Republicans: Steer Right

Photograph by Nicholas Kamm/AFP via Getty Images

A Tea Party activist dressed in a Revolution-era costume speaks with an attendee at the Conservative Political Action Conference (CPAC) in National Harbor, Maryland, on March 15, 2013.

The Republican Party, while divided over major issues such as abortion and gay marriage, should be moving in a more conservative direction, most Republican-minded voters surveyed say.

By a margin of 54 to 40 percent, Republican and Republican-leaning voters say the party’s leaders should move further to the right, the Pew Research Center has found in a national survey released today. This sentiment is especially strong among conservatives and those who support the loose-knit Tea Party mission of smaller government.

The moderate wing of the party is a minority and an even smaller share of the likely primary electorate, Pew found. Tea Party supporters account for almost half the party’s likely primary voters.

Republicans are divided over the question of the party compromising too much with Democrats — one of the rallying calls of Tea Party-backed candidates such as Sens. Rand Paul of Kentucky and Ted Cruz of Texas, seen as two of the party’s prospective candidates for president in 2016. Among those surveyed by Pew, 35 percent said the party has compromised too much and 27 percent said not enough.

Paul holds a “very positive image” among Republicans surveyed — 55 percent view him favorably. Cruz is less-known, though generally favored by those who recognize him. Sen. Marco Rubio of Florida, another potential 2016 prospect, has a 50 percent favorable rating.

New Jersey Gov. Chris Christie, seeking reelection and silent about 2016 plans for now, draws “a more mixed reaction” within his party, Pew found:47 percent view him favorably, 30 percent unfavorably.

The survey was taken before Christie engaged in a public duel of words with Paul this week, as Paul accused the governor of a “gimme gimme gimme” approach to federal aid for victims of superstorm Sandy. While Christie pointed out that New Jersey receives less federal aid than it pays the government in taxes — and Kentucky collects more than it pays — Paul called Christie “the king of bacon.”

House Budget Chairman Paul Ryan of Wisconsin, the party’s 2008 nominee for vice president, has a 65 percent favorable rating — the highest of any Republicans tested in the survey. House Speaker John Boehner of Ohio stood at 44 percent, Senate Minority Leader Mitch McConnell of Kentucky at 36 percent.

The survey of 1,480 adults, including 497 Republicans and Republican-leaning registered voters, was conducted July 17-21. The results for Republicans have a 5.1 percentage point margin of error.

While most want the party to move further to the right, Republicans split on some key issues. While 27 percent say the party is not conservative enough on gay marriage, 31 percent say the party is too conservative. While 26 percent say the party is not conservative enough on abortion, 25 percent say it is too conservative.

On immigration, which has divided the Democratic-run Senate and Republican-run House over a bipartisan bill that has cleared the Senate, more Republicans say the party is not conservative enough on immigration — 36 percent.
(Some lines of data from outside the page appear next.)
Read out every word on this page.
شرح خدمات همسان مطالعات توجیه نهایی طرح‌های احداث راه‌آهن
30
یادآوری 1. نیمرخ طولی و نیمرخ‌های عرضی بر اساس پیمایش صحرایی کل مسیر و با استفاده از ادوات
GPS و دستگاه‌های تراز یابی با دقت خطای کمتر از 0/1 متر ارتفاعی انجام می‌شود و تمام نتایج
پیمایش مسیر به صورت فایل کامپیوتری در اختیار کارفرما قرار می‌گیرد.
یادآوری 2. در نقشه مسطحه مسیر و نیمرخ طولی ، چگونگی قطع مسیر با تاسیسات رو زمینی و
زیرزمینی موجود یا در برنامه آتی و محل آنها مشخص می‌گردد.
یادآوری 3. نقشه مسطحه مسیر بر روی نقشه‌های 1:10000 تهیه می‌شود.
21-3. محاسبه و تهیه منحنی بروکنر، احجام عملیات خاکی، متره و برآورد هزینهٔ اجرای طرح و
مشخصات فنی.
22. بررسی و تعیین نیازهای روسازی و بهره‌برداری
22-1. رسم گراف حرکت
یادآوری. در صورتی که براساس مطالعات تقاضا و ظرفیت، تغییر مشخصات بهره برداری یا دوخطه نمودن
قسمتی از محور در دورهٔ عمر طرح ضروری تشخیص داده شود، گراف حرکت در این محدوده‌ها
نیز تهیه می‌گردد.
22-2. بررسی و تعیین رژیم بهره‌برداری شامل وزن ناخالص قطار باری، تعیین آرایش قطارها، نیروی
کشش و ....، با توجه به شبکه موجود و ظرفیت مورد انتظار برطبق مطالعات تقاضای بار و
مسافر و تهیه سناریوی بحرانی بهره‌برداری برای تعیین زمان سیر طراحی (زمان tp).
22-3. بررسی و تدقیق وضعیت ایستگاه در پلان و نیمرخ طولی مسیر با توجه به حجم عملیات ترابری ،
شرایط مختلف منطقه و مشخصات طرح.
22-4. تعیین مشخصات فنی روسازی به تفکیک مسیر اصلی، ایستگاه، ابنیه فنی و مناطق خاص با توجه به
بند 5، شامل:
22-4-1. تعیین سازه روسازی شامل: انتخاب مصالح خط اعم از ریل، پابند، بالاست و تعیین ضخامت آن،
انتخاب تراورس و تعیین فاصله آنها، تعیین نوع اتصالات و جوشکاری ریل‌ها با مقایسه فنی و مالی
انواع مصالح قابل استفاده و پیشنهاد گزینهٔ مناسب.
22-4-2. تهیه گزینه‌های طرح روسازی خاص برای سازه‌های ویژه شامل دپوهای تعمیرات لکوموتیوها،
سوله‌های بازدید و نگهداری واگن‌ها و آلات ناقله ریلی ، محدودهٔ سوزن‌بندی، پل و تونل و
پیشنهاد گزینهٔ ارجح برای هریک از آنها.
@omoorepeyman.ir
Just 17 percent say the party is too conservative on immigration, a signal of support for Republican House members concerned about heeding the sentiment of their base voters in opposing the Senate bill that offers a path to citizenship for undocumented immigrants.

Government spending stands out as the one issue on which a strong plurality of Republicans say the party is not conservative enough: 46 percent.

A majority of those surveyed — 58 percent — say the party’s position on guns is “about right.” A measure strengthening background checks for gun-buyers failed in the Senate this year with largely Republican opposition.

The Tea Party’s influence is measured not only in supporters accounting for 37 percent of all Republicans and Republican-leaning voters, Pew found. “This group is more likely than other GOP voters to say they always vote in primary elections,” Pew reports. “As a result, they make up about half of the Republican primary electorate.”